Nordeste de Amaralina: Val Bandeira comanda mortes e tráfico de drogas

A cada seis dias, uma pessoa é assassinada no bairro, diz Polícia Militar

Publicado em 6 de dezembro de 2009 às 10:37

- Atualizado há 10 meses

O que antes era só conjectura, agora é fato: mesmo custodiado no presídio federal de Catanduvas, no Paraná - considerado um dos de maior segurança do país -, o traficante Joseval Bandeira, o Val Bandeira, continua controlando o tráfico de drogas do Nordeste de Amaralina, uma das regiões mais violentas de Salvador. Um dos integrantes do segundo escalão da facção criminosa Comissão da Paz, comandada pelo também traficante Cláudio Campanha - que assumiu a organização após a morte de Éberson Souza Santos, Pitty -, Val Bandeira é responsável por liderar a maioria das execuções registradas nos últimos anos na região do Nordeste de Amaralina e adjacências. “Ele ganhou fama pelo requinte de crueldade com que executa seus desafetos”,afirma o major Gidelmar de Almeida Gualberto, comandante da 40ª Companhia Independente.
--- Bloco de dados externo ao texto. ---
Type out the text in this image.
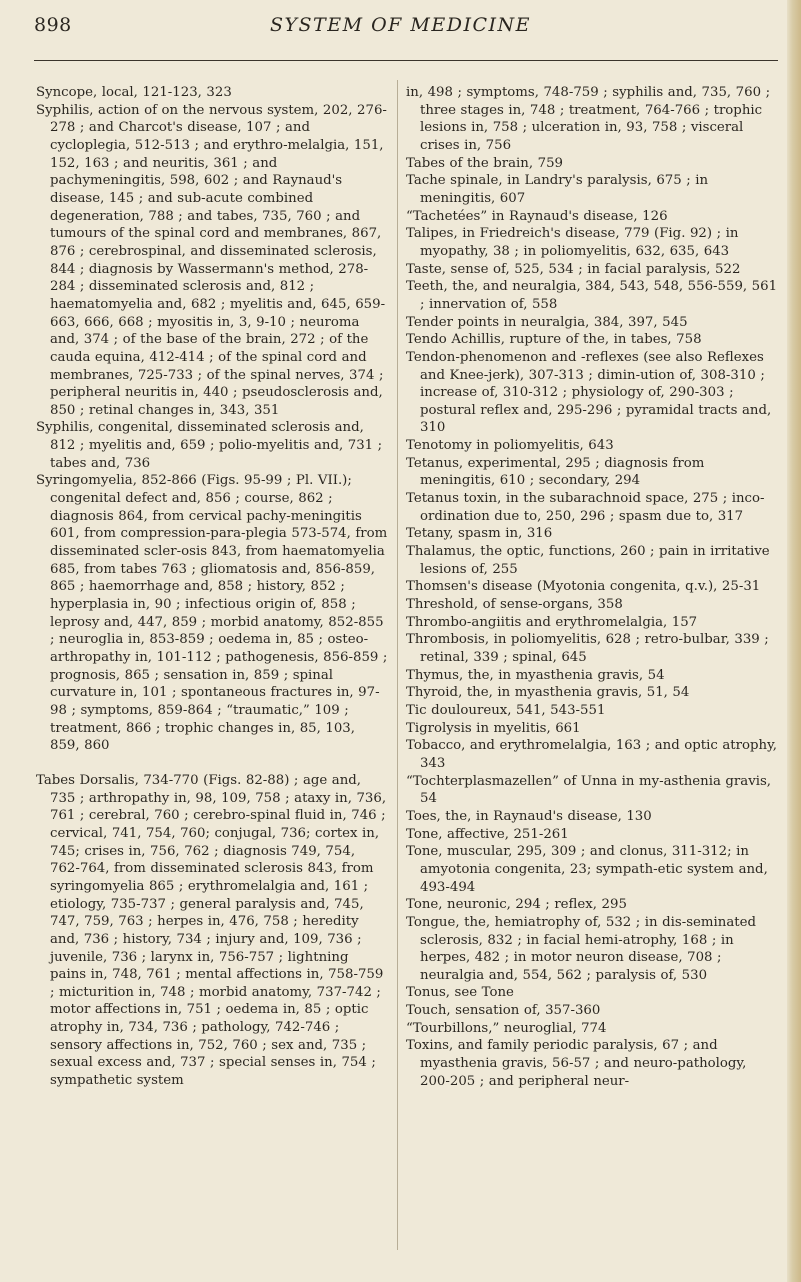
898	SYSTEM OF MEDICINE

Syncope, local, 121-123, 323

Syphilis, action of on the nervous system, 202, 276-278 ; and Charcot's disease, 107 ; and cycloplegia, 512-513 ; and erythro-melalgia, 151, 152, 163 ; and neuritis, 361 ; and pachymeningitis, 598, 602 ; and Raynaud's disease, 145 ; and sub-acute combined degeneration, 788 ; and tabes, 735, 760 ; and tumours of the spinal cord and membranes, 867, 876 ; cerebrospinal, and disseminated sclerosis, 844 ; diagnosis by Wassermann's method, 278-284 ; disseminated sclerosis and, 812 ; haematomyelia and, 682 ; myelitis and, 645, 659-663, 666, 668 ; myositis in, 3, 9-10 ; neuroma and, 374 ; of the base of the brain, 272 ; of the cauda equina, 412-414 ; of the spinal cord and membranes, 725-733 ; of the spinal nerves, 374 ; peripheral neuritis in, 440 ; pseudosclerosis and, 850 ; retinal changes in, 343, 351

Syphilis, congenital, disseminated sclerosis and, 812 ; myelitis and, 659 ; polio-myelitis and, 731 ; tabes and, 736

Syringomyelia, 852-866 (Figs. 95-99 ; Pl. VII.); congenital defect and, 856 ; course, 862 ; diagnosis 864, from cervical pachy-meningitis 601, from compression-para-plegia 573-574, from disseminated scler-osis 843, from haematomyelia 685, from tabes 763 ; gliomatosis and, 856-859, 865 ; haemorrhage and, 858 ; history, 852 ; hyperplasia in, 90 ; infectious origin of, 858 ; leprosy and, 447, 859 ; morbid anatomy, 852-855 ; neuroglia in, 853-859 ; oedema in, 85 ; osteo-arthropathy in, 101-112 ; pathogenesis, 856-859 ; prognosis, 865 ; sensation in, 859 ; spinal curvature in, 101 ; spontaneous fractures in, 97-98 ; symptoms, 859-864 ; “traumatic,” 109 ; treatment, 866 ; trophic changes in, 85, 103, 859, 860

Tabes Dorsalis, 734-770 (Figs. 82-88) ; age and, 735 ; arthropathy in, 98, 109, 758 ; ataxy in, 736, 761 ; cerebral, 760 ; cerebro-spinal fluid in, 746 ; cervical, 741, 754, 760; conjugal, 736; cortex in, 745; crises in, 756, 762 ; diagnosis 749, 754, 762-764, from disseminated sclerosis 843, from syringomyelia 865 ; erythromelalgia and, 161 ; etiology, 735-737 ; general paralysis and, 745, 747, 759, 763 ; herpes in, 476, 758 ; heredity and, 736 ; history, 734 ; injury and, 109, 736 ; juvenile, 736 ; larynx in, 756-757 ; lightning pains in, 748, 761 ; mental affections in, 758-759 ; micturition in, 748 ; morbid anatomy, 737-742 ; motor affections in, 751 ; oedema in, 85 ; optic atrophy in, 734, 736 ; pathology, 742-746 ; sensory affections in, 752, 760 ; sex and, 735 ; sexual excess and, 737 ; special senses in, 754 ; sympathetic system

in, 498 ; symptoms, 748-759 ; syphilis and, 735, 760 ; three stages in, 748 ; treatment, 764-766 ; trophic lesions in, 758 ; ulceration in, 93, 758 ; visceral crises in, 756

Tabes of the brain, 759

Tache spinale, in Landry's paralysis, 675 ; in meningitis, 607

“Tachetées” in Raynaud's disease, 126

Talipes, in Friedreich's disease, 779 (Fig. 92) ; in myopathy, 38 ; in poliomyelitis, 632, 635, 643

Taste, sense of, 525, 534 ; in facial paralysis, 522

Teeth, the, and neuralgia, 384, 543, 548, 556-559, 561 ; innervation of, 558

Tender points in neuralgia, 384, 397, 545

Tendo Achillis, rupture of the, in tabes, 758

Tendon-phenomenon and -reflexes (see also Reflexes and Knee-jerk), 307-313 ; dimin-ution of, 308-310 ; increase of, 310-312 ; physiology of, 290-303 ; postural reflex and, 295-296 ; pyramidal tracts and, 310

Tenotomy in poliomyelitis, 643

Tetanus, experimental, 295 ; diagnosis from meningitis, 610 ; secondary, 294

Tetanus toxin, in the subarachnoid space, 275 ; inco-ordination due to, 250, 296 ; spasm due to, 317

Tetany, spasm in, 316

Thalamus, the optic, functions, 260 ; pain in irritative lesions of, 255

Thomsen's disease (Myotonia congenita, q.v.), 25-31

Threshold, of sense-organs, 358

Thrombo-angiitis and erythromelalgia, 157

Thrombosis, in poliomyelitis, 628 ; retro-bulbar, 339 ; retinal, 339 ; spinal, 645

Thymus, the, in myasthenia gravis, 54

Thyroid, the, in myasthenia gravis, 51, 54

Tic douloureux, 541, 543-551

Tigrolysis in myelitis, 661

Tobacco, and erythromelalgia, 163 ; and optic atrophy, 343

“Tochterplasmazellen” of Unna in my-asthenia gravis, 54

Toes, the, in Raynaud's disease, 130

Tone, affective, 251-261

Tone, muscular, 295, 309 ; and clonus, 311-312; in amyotonia congenita, 23; sympath-etic system and, 493-494

Tone, neuronic, 294 ; reflex, 295

Tongue, the, hemiatrophy of, 532 ; in dis-seminated sclerosis, 832 ; in facial hemi-atrophy, 168 ; in herpes, 482 ; in motor neuron disease, 708 ; neuralgia and, 554, 562 ; paralysis of, 530

Tonus, see Tone

Touch, sensation of, 357-360

“Tourbillons,” neuroglial, 774

Toxins, and family periodic paralysis, 67 ; and myasthenia gravis, 56-57 ; and neuro-pathology, 200-205 ; and peripheral neur-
Val Bandeira (de azul) sendo transferido para CatanduvasFoto: Paulo M. Azevedo / Arquivo Correio

Homicídios De janeiro a novembro deste ano, foram cometidos 50 homicídios, segundo fontes da Secretaria de Segurança Pública (SSP-BA). Ou seja, a cada seis dias, uma pessoa é morta no Nordeste de Amaralina. “Mesmo preso, traficantes continuam agindo sob seu comando”, disse Gualberto, sem revelar como Val Bandeira poderia ordenar os crimes, dentro de um presídio onde os detentos ficam em celas individuais e o sinal de celular é bloqueado.

Informações não confirmadas dão conta de que Val Bandeira vem agindo há pelo menos dez anos na região do Nordeste. Mas foi em 2005que se fortaleceu com a aliança entre Campanha e Pitty. Ele responde processos por homicídios e tráfico.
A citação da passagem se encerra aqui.